Question

In the given op-amp circuit, the non-inverting terminal is grounded. The input voltage is 2 V applied through 1 k$\Omega$. The feedback resistor is 1 k$\Omega$. The output is connected to a 2 k$\Omega$ load to ground and also through a 2 k$\Omega$ resistor to the op-amp output. Find the output voltage $V_0$ and currents $I_1$, $I_0$, and $I_x$. 
 

Hint:

In an inverting amplifier, first find $V_0$ using gain formula.
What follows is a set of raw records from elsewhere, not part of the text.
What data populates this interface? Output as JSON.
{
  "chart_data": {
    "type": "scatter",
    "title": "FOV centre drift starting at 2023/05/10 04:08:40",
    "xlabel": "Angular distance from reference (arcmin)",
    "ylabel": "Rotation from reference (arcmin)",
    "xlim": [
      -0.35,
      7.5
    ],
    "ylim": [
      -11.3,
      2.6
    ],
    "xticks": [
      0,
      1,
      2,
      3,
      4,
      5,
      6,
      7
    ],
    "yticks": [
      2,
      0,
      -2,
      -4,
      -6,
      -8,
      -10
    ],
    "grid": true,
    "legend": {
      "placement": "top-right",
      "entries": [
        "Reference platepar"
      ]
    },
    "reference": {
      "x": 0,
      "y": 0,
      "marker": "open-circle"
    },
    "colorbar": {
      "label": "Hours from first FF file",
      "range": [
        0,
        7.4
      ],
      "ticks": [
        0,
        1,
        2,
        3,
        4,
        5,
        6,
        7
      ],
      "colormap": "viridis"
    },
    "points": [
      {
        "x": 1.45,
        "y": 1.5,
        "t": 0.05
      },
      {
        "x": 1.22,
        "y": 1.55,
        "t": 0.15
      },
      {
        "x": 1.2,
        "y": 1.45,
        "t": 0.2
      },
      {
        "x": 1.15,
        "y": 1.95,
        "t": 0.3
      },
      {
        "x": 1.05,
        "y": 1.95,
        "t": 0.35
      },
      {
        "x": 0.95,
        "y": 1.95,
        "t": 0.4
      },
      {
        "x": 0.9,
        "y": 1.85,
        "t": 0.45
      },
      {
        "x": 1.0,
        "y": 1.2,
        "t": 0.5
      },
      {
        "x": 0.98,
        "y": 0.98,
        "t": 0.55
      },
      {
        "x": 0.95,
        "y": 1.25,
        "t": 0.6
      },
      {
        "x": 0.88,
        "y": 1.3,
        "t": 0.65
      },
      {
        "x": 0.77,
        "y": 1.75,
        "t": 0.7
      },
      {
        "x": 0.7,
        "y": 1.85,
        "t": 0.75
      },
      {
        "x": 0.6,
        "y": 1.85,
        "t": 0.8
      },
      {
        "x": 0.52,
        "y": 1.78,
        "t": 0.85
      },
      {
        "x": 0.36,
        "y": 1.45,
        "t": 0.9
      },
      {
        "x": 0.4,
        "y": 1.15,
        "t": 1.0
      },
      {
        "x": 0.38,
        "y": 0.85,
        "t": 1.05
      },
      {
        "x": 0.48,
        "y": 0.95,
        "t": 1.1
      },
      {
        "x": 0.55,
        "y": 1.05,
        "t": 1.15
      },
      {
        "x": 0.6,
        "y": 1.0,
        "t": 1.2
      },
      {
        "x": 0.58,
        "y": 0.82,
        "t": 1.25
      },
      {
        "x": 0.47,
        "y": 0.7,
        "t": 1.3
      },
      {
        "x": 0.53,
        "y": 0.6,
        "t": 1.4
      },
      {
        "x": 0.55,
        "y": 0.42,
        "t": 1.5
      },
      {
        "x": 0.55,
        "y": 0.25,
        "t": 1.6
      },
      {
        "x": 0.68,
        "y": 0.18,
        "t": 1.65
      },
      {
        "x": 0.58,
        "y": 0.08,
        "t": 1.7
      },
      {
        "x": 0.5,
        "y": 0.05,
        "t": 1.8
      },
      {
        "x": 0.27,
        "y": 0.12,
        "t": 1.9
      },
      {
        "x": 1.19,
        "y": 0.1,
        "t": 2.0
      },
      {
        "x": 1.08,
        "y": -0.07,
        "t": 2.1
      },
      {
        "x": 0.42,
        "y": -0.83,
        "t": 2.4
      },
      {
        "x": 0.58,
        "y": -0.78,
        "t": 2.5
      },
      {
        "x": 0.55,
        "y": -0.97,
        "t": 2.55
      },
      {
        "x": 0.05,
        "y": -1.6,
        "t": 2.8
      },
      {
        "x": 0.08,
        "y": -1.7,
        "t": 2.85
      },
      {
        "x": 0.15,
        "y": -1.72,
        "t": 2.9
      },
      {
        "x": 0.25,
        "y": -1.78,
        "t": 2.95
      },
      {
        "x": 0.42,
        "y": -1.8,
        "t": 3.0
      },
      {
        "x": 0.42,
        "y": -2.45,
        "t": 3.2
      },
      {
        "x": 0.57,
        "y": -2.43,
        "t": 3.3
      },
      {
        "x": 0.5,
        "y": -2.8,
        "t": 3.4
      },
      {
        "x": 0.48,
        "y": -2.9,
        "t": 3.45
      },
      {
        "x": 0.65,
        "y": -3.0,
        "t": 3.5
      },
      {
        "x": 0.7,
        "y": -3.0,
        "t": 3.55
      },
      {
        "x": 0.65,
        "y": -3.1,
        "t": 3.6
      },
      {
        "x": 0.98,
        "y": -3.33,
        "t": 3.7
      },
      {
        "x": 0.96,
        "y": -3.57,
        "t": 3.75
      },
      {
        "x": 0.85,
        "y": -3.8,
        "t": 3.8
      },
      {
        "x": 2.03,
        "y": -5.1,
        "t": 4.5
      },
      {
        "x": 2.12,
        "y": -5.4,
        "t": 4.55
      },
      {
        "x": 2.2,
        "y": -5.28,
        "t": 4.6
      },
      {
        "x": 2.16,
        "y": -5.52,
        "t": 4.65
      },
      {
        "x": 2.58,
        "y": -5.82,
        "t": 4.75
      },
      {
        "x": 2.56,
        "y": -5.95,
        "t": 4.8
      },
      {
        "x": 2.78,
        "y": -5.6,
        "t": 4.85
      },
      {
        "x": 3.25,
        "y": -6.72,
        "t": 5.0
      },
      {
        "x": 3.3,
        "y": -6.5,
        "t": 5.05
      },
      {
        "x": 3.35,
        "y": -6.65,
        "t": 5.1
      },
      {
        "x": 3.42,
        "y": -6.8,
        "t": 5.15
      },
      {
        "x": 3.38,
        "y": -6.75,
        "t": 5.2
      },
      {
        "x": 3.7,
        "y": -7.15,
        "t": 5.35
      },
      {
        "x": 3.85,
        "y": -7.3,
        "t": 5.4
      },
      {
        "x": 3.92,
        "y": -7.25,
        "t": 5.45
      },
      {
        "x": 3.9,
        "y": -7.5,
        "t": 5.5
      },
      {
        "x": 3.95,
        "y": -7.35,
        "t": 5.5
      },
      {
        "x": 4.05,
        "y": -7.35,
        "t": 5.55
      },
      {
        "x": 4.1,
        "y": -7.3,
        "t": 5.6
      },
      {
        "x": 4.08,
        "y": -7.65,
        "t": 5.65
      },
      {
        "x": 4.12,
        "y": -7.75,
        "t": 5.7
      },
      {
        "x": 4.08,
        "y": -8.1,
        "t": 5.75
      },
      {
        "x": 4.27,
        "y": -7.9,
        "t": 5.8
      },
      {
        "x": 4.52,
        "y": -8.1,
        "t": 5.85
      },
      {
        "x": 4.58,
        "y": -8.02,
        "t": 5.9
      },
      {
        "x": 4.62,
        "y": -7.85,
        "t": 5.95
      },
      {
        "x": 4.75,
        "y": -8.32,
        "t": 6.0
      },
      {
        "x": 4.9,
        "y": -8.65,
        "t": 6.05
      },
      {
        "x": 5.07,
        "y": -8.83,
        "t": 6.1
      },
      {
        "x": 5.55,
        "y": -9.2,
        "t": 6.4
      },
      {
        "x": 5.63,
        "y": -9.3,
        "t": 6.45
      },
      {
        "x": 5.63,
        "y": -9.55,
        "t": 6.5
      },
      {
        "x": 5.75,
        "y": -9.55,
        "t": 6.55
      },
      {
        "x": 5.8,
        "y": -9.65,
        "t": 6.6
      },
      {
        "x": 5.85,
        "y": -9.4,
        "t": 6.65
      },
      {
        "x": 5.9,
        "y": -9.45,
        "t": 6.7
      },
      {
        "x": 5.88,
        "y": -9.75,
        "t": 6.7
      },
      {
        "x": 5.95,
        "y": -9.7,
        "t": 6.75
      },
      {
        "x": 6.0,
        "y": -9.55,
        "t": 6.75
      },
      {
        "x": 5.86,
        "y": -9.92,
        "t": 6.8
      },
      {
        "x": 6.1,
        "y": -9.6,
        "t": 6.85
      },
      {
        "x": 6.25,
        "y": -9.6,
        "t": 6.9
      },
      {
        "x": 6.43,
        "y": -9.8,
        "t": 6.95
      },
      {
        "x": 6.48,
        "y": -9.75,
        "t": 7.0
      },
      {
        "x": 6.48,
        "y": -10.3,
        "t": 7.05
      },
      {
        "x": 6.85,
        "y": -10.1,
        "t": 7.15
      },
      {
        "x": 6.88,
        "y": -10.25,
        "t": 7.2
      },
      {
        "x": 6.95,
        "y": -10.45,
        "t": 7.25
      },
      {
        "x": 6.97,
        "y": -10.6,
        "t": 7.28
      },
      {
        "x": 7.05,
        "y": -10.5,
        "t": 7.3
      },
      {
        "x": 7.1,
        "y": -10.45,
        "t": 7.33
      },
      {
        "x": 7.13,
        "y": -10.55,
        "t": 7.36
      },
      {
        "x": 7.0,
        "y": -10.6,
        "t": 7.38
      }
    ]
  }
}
Then apply KCL at the output node to compute additional load currents.

Answer 1

Correct Answer: 3

Step 1: Identify configuration.
Since the non-inverting terminal is grounded, the circuit is an inverting amplifier.
Using virtual ground concept:
\[ V_- = V_+ = 0. \]
Step 2: Calculate input current.
Input resistor = 1 k$\Omega$, input voltage = 2 V.
Voltage at inverting node = 0 V.
Thus,
\[ I_{in} = \frac{2 - 0}{1k} = 2\,\text{mA}. \]
Step 3: Apply KCL at inverting node.
Since op-amp input current is zero, entire 2 mA flows through feedback resistor (1 k$\Omega$).
Thus,
\[ I_1 = 2\,\text{mA}. \]
Step 4: Find output voltage.
Voltage drop across feedback resistor:
\[ V = (2\,\text{mA})(1k) = 2\,\text{V}. \] Since current flows from virtual ground toward output, output must be negative:
\[ V_0 = -2\,\text{V}. \]
Step 5: Current through load resistor (2 k$\Omega$ to ground).
\[ I_0 = \frac{V_0}{2k} = \frac{-2}{2k} = -1\,\text{mA}. \] Magnitude is 1 mA (flowing upward toward node).
Step 6: Current through 2 k$\Omega$ series resistor from op-amp output.
Voltage across this resistor is difference between internal op-amp output and $V_0$.
To maintain $V_0 = -2V$, internal node must supply both feedback current (2 mA) and load current (1 mA).
Thus total current:
\[ I_x = 2\,\text{mA} + 1\,\text{mA} = 3\,\text{mA}. \]
Final Results:
\[ V_0 = -2\,\text{V} \] \[ I_1 = 2\,\text{mA} \] \[ I_0 = 1\,\text{mA} \] \[ I_x = 3\,\text{mA} \]